Coronavirus deaths climb in US as new cases appear to plateau

Coronavirus deaths climb in US as new cases appear to plateau

Coronavirus deaths climb in US as new cases appear to plateau, While deaths from the coronavirus in the US are growing, some public health experts are noting a second surge of confirmed cases now appears to be leveling off into a plateau.
Over the past week, the average number of deaths a day in the US has climbed more than 25%, from 843 to 1,057. Florida on Thursday reported 253 more deaths, setting its third straight single-day record. The number of confirmed infections nationwide has topped 4.4m.
But based on a seven-day rolling average compiled by the Associated Press, daily cases of the coronavirus in the US fell from 67,317 on July 22 to 65,266 on Wednesday, according to data gathered by Johns Hopkins University. That is a decline of about 3%, though still a very high level of infection.
Scientists aren’t celebrating and warn the trend is driven by four big, hard-hit places – Arizona, California, Florida and Texas – and that cases are now rising in close to 30 states in all, with the outbreak’s center of gravity now seemingly shifting from sunbelt states toward the midwest.
Some experts also wonder whether the apparent caseload improvements will endure. Nor is it clear when – or if – deaths might start coming down, as they are a lagging indicator that could keep rising even while new cases level off or fall.
“I think it’s very difficult to predict,” Dr Anthony Fauci, the government’s foremost infectious disease expert, told the Associated Press.
The virus has claimed more than 150,000 lives in America, by far the highest death toll in the world, plus more than a half-million others around the globe. But the AP found the seven-day rolling average for new cases has plateaued over two weeks in California and decreased in Arizona, Florida and Texas.
Researchers prefer to see two weeks of data pointing in the same direction to say whether a trend is genuine. “But I think it is real, yes,” said Ira Longini, a University of Florida biostatistician who has been tracking the coronavirus and has been a source of disease forecasts used by the government.
The trends in Arizona, Texas and Florida are “starting to bend the curve a bit”, said Jennifer Nuzzo, a Johns Hopkins public health researcher.
Also, in another possible glimmer of hope, the percentage of tests that are coming back positive for the virus across the US dropped from an average of 8.5% to 7.8% over the past week.
Some researchers believe that the recent leveling off is the result of more people embracing social distancing and other precautions. “I think a lot of it is people wearing masks because they’re scared,” Longini said.
With the outbreak heating up in the midwest, Wisconsin’s governor, Tony Evers, ordered the wearing of masks statewide because of a surge in cases, joining some 30 other states that have taken such measures.
Among those newly wearing masks is Donald Trump, who donned one on Thursday for part of a visit to the American Red Cross headquarters, where the White House is promoting the donation of blood plasma.

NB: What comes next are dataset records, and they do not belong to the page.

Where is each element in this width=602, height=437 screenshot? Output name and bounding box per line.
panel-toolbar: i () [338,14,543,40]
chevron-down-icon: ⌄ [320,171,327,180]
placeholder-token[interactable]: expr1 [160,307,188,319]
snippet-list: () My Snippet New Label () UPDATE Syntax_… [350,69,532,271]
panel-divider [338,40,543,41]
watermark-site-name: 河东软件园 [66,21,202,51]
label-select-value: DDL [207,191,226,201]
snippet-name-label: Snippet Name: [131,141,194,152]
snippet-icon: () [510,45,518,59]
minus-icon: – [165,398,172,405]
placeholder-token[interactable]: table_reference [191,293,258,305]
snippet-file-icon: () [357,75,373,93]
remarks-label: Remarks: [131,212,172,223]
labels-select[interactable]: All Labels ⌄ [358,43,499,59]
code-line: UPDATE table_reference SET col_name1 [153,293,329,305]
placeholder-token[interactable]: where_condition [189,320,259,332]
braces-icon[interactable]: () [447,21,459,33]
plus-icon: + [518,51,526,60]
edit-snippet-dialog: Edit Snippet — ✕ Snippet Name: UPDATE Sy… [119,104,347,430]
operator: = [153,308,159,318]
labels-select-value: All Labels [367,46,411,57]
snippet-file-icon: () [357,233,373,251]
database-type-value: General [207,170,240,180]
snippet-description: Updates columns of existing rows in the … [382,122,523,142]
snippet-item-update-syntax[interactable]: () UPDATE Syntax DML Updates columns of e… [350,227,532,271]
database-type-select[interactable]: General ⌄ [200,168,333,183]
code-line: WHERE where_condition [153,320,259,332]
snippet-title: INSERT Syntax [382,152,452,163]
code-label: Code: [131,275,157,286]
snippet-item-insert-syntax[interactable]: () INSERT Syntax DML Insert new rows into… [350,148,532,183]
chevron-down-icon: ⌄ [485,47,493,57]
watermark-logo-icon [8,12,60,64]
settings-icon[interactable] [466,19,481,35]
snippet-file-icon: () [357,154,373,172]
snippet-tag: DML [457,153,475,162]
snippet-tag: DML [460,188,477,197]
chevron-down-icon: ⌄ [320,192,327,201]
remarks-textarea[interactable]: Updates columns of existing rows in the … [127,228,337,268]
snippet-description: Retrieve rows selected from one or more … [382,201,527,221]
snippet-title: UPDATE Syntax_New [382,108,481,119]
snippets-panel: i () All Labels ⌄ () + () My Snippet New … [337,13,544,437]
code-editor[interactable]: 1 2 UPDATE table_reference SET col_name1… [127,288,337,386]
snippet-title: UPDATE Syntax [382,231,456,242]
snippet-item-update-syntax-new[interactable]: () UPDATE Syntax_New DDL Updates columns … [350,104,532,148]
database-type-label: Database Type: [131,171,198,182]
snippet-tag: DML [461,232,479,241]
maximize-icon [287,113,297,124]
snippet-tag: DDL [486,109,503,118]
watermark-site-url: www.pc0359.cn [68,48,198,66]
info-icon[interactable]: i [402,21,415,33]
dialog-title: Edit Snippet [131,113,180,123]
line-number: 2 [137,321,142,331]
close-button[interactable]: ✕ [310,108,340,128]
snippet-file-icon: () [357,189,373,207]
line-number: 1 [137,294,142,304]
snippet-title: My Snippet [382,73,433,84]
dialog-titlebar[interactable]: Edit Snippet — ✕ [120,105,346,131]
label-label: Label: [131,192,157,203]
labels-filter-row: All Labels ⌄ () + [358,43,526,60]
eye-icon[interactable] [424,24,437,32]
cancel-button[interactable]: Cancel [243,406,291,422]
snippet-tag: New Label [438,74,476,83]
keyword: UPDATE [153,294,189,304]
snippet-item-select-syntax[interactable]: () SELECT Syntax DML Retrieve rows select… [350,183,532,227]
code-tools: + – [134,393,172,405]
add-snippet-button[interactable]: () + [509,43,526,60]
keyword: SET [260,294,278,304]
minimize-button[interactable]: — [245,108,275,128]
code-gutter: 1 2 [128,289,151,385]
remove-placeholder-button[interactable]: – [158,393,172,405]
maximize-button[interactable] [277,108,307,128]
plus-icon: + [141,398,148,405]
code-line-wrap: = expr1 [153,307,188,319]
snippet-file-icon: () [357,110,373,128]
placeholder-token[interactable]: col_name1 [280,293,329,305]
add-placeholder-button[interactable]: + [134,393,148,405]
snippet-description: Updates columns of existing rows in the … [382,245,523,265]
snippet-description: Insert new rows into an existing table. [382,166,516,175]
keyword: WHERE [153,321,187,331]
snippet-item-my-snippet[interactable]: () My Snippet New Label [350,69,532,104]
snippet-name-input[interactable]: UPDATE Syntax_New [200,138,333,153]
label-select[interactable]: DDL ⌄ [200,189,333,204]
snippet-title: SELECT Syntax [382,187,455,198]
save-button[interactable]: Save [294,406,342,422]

Trump, who is rarely seen wearing a mask and has been critical of them, has more recently moved to advocating for their use – though he did not wear one during all of the event.
But at the same time as a battle rages on about when, whether and how to safely reopen American schools, Mike Pence took off his mask on Wednesday while visiting as private school in North Carolina, saying children should be back in the classroom.
The education secretary, Betsy DeVos, who was with the vice-president on the visit and likewise removed her mask, also urged schools to reopen, despite not coming up with a national plan for them to do so. “There’s too many schools in this state and others that are ignoring parents and leaving schools closed,” she said.
If school reopening turns into a public health disaster it could threaten a fresh boost to infection rates and trigger many new cases.
But Dr Ali Khan, dean of the University of Nebraska College of Public Health, said the current leveling-off trend in terms of new cases could also be due to natural dynamics of the virus that scientists to do not yet understand.
Fauci said he was “somewhat comforted” by the recent plateau. But a stabilization of cases at around 60,000 is “still at a very high level”.
“What we’re focusing on now is that there are a bunch of other states – Ohio, Tennessee, Kentucky and Indiana – which are starting to show that very subtle increase in percent positives among the total tested, which is a surefire hint that you may be getting into the same sort of trouble with those states that the southern states got into trouble with,” he told ABC News.